Why are some owners of post-acute facilities now willing to sell to PE?
Levinson: Economics are a large part. We began to counsel our clients as early as 2010 to do whatever they could to get a seat at the table as they were having conversations with the provider and payer communities that they operate in, because at some point that dance floor is going to become filled and there aren’t going to be any more seats at the table.

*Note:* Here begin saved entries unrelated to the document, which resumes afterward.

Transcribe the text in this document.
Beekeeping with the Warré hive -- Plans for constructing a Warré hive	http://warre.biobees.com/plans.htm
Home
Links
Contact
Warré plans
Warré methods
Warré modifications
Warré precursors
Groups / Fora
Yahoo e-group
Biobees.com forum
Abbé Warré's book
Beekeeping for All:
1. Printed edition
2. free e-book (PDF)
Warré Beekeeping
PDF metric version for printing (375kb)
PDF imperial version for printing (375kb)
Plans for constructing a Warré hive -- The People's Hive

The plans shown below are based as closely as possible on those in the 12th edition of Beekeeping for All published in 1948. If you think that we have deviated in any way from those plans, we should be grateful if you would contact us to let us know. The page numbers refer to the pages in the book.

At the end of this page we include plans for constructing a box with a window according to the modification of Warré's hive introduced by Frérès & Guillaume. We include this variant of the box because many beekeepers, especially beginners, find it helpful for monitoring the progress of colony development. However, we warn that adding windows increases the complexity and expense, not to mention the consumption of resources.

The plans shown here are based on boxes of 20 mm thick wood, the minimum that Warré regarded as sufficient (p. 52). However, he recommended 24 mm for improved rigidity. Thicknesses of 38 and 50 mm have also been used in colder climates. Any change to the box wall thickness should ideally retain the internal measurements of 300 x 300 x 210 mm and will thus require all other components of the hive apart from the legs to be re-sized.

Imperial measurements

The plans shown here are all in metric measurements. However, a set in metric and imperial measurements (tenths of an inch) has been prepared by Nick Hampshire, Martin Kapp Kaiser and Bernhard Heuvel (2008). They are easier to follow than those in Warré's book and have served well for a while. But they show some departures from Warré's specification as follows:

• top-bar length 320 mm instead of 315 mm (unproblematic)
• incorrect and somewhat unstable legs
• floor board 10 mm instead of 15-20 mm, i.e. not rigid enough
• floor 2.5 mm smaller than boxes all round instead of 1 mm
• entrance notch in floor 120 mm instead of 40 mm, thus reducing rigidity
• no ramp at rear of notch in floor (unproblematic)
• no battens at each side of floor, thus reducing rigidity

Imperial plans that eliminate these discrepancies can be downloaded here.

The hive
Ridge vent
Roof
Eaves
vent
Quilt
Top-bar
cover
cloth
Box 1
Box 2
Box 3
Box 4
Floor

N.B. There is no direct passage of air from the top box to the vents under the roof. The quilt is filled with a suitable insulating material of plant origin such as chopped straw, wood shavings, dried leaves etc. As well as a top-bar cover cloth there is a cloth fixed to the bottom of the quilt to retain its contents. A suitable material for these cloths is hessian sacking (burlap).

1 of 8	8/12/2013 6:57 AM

I think technology has changed a lot of the ways that these companies operate—the ability to capture data, to manage it, to use it in a way that you can be a participant in a risk-sharing consortium is much different than it used to be. And sometimes there’s just a right time to get out. Now, a lot of the folks that we might refer to as “mom and pops,” they do have substantial businesses, but a lot of them have started those businesses.
They may have come from a clinical background so they’re the owner- operator; they’ve been in it for 30 years. They may not have a lot of experience in M&A or in growing their business beyond an organic way, so coming in with somebody who’s really on a deal professional kind of basis could be very appealing to those folks, and I think [they] are much more receptive to the conversations, again, than they were two or three years ago when things were very uncertain.